Normally a transom is either 15 inches or 20 inches tall, measured square to the underside of the keel.
Not along the skew angle of the transom!


----------



## flaco (Feb 14, 2007)

Thanks a lot


----------



## Bob (Feb 2, 2007)

Do you already have the outboard you're going to mount on the modified transom?

If you want the cavitation plate dead even with the hull bottom, 15" &/or 20" isn't always the measurement that will get you there.  In fact, it might be off by over 1-1/2".

Ex:  A Yamaha 2-stroke model 25N short shaft is 16-1/2" from the mounting bracket to the cavitation plate.  The long shaft version is 21-1/2".


----------



## The_Skiff_Shop (Oct 28, 2008)

> Do you already have the outboard you're going to mount on the modified transom?
> 
> If you want the cavitation plate dead even with the hull bottom, 15" &/or 20" isn't always the measurement that will get you there.  In fact, it might be off by over 1-1/2".
> 
> Ex:  A Yamaha 2-stroke model 25N short shaft is 16-1/2" from the mounting bracket to the cavitation plate.  The long shaft version is 21-1/2".



I agree. I'm changing the transom on a project boat to accept a 20" motor.  The height of the transom from the bottom of the boat to the top of transom will be 22-1/2".  If I had left it at 15", I would have raised it 2-1/2" for a total of 17-1/2".


----------



## flaco (Feb 14, 2007)

Dern, I understood after the first reply, now I'm confused again. 

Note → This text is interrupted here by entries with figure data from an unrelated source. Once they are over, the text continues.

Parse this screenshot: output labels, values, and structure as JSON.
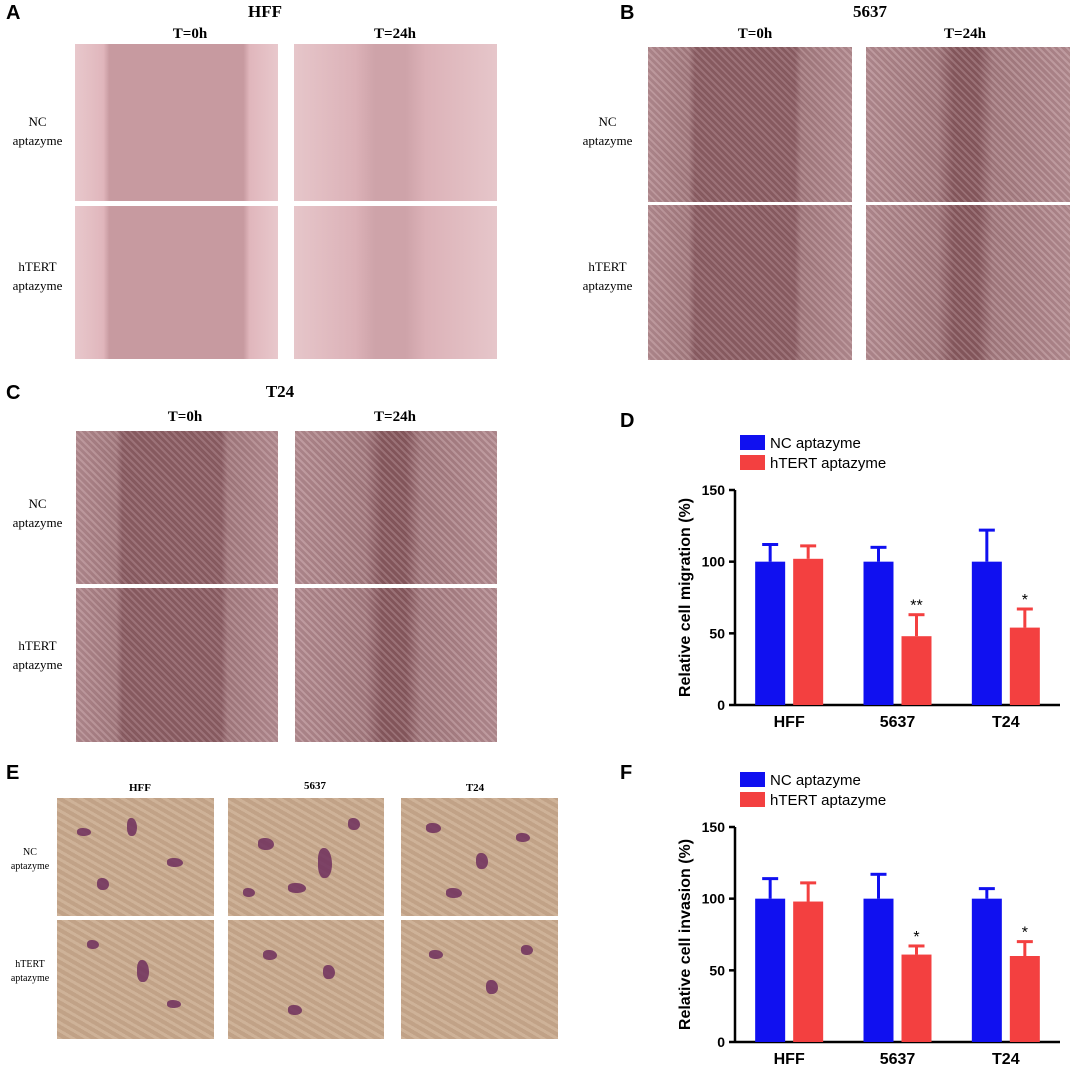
{
  "panels": {
    "A": {
      "letter": "A",
      "title": "HFF",
      "col_labels": [
        "T=0h",
        "T=24h"
      ],
      "row_labels": [
        [
          "NC",
          "aptazyme"
        ],
        [
          "hTERT",
          "aptazyme"
        ]
      ]
    },
    "B": {
      "letter": "B",
      "title": "5637",
      "col_labels": [
        "T=0h",
        "T=24h"
      ],
      "row_labels": [
        [
          "NC",
          "aptazyme"
        ],
        [
          "hTERT",
          "aptazyme"
        ]
      ]
    },
    "C": {
      "letter": "C",
      "title": "T24",
      "col_labels": [
        "T=0h",
        "T=24h"
      ],
      "row_labels": [
        [
          "NC",
          "aptazyme"
        ],
        [
          "hTERT",
          "aptazyme"
        ]
      ]
    },
    "D": {
      "letter": "D"
    },
    "E": {
      "letter": "E",
      "col_labels": [
        "HFF",
        "5637",
        "T24"
      ],
      "row_labels": [
        [
          "NC",
          "aptazyme"
        ],
        [
          "hTERT",
          "aptazyme"
        ]
      ]
    },
    "F": {
      "letter": "F"
    }
  },
  "colors": {
    "nc": "#1010f0",
    "htert": "#f34040",
    "axis": "#000000"
  },
  "chart_data": [
    {
      "panel": "D",
      "type": "bar",
      "categories": [
        "HFF",
        "5637",
        "T24"
      ],
      "ylabel": "Relative cell migration (%)",
      "ylim": [
        0,
        150
      ],
      "yticks": [
        0,
        50,
        100,
        150
      ],
      "legend_position": "top-left",
      "series": [
        {
          "name": "NC aptazyme",
          "values": [
            100,
            100,
            100
          ],
          "errors": [
            12,
            10,
            22
          ]
        },
        {
          "name": "hTERT aptazyme",
          "values": [
            102,
            48,
            54
          ],
          "errors": [
            9,
            15,
            13
          ],
          "significance": [
            "",
            "**",
            "*"
          ]
        }
      ]
    },
    {
      "panel": "F",
      "type": "bar",
      "categories": [
        "HFF",
        "5637",
        "T24"
      ],
      "ylabel": "Relative cell invasion (%)",
      "ylim": [
        0,
        150
      ],
      "yticks": [
        0,
        50,
        100,
        150
      ],
      "legend_position": "top-left",
      "series": [
        {
          "name": "NC aptazyme",
          "values": [
            100,
            100,
            100
          ],
          "errors": [
            14,
            17,
            7
          ]
        },
        {
          "name": "hTERT aptazyme",
          "values": [
            98,
            61,
            60
          ],
          "errors": [
            13,
            6,
            10
          ],
          "significance": [
            "",
            "*",
            "*"
          ]
        }
      ]
    }
  ]
}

You're saying I build the transom based on what motor I get?


----------



## Brett (Jul 16, 2008)

If you just want to go fishing, 15 or 20 inches will do the job.
If you want the absolute best performance,
you adjust your transom height to fit the motor exactly.
That's why so many jackplates are sold.
Folks attempting to obtain every bit of speed out of their boats.


----------